Example 11. Evaluation of BEA Anti-Myeloma Activity in Vk*MYC Mice

(317) The experiments are conducted by Dr. Marta Chesi's group at Comprehensive Cancer Center, Mayo Clinic, Scottsdale, Ariz. The experimental details are described in her publication (Chesi, M. et al., 2012, Drug response in a genetically engineered mouse model of multiple myeloma is predictive of clinical efficacy, Blood, 120(2), 376-385). 3 Vk*MYC Mice are evaluated. Mice M5645B and M5489D are dosed 15 and 20 mg/kg/day BEA formulation on day 1-5, 8-12 through I.P. route of administration. The M-Spike value are assessed at day 7 and 14 respectively. Mouse M5369 is dosed 15 mg/kg/day BEA formulation on day 1-5, 8-12 through I.M. route of administration, then 15 mg/kg/day on day 15-19 through I.P. route of administration. The M-Spike value are assessed at day 7, 14 and 21 respectively.

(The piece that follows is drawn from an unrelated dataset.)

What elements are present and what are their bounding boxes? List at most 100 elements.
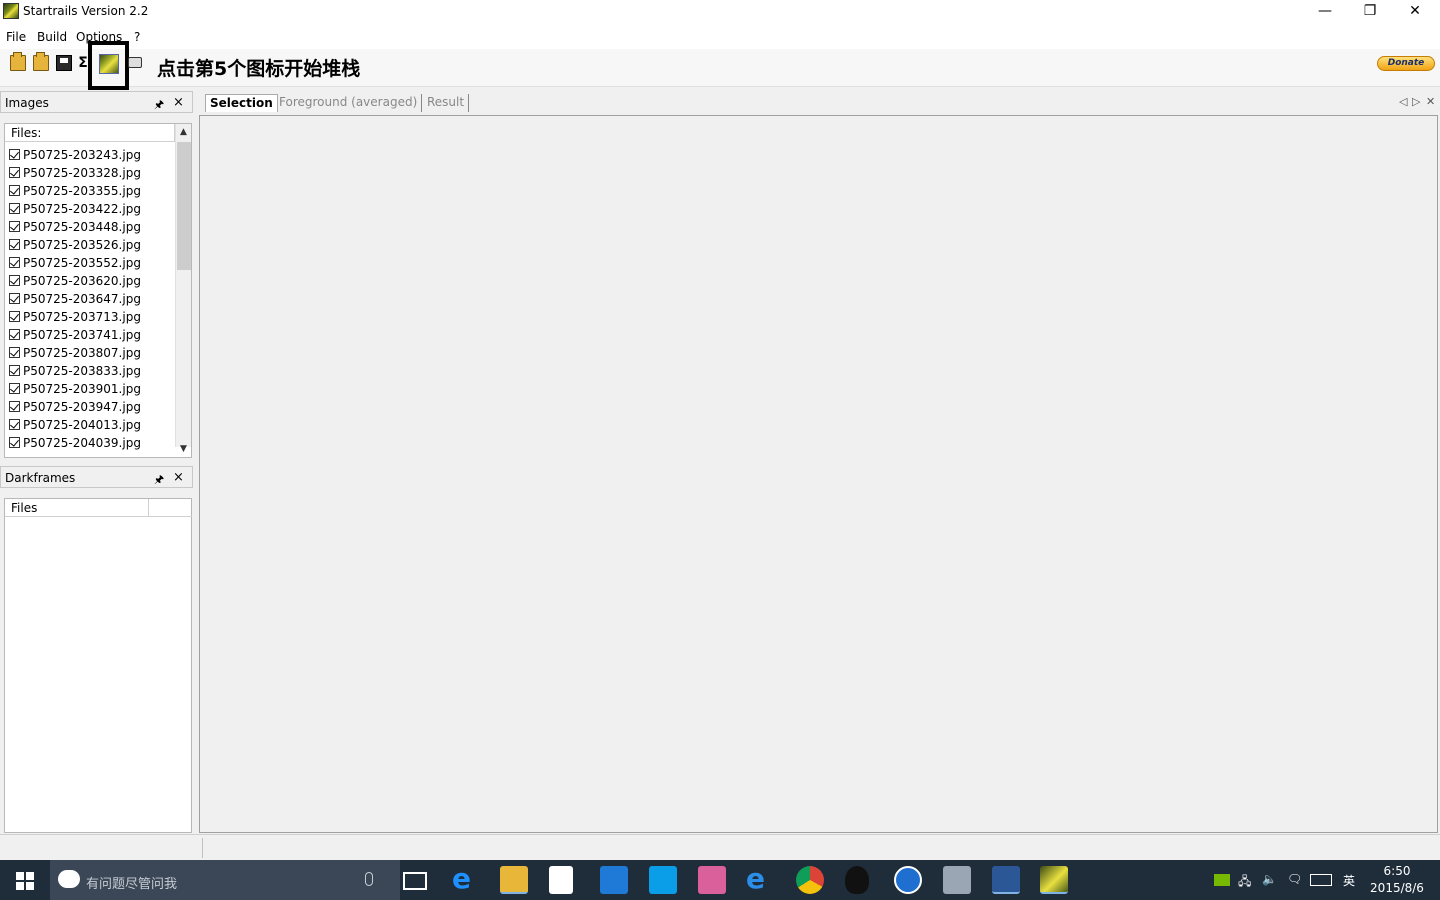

(318) Results as shown in FIG. 3 indicates that 40% reduction of M-Spike in the in vivo model is achieved at 15 mg/kg/day in Vk*MYC Mice, strongly suggesting the BEA formulation is active against multiple myeloma. As BEA's anti-multiple myeloma activities are shown in the Example, it further supports that BEA may be used as a cancer immunotherapy agent.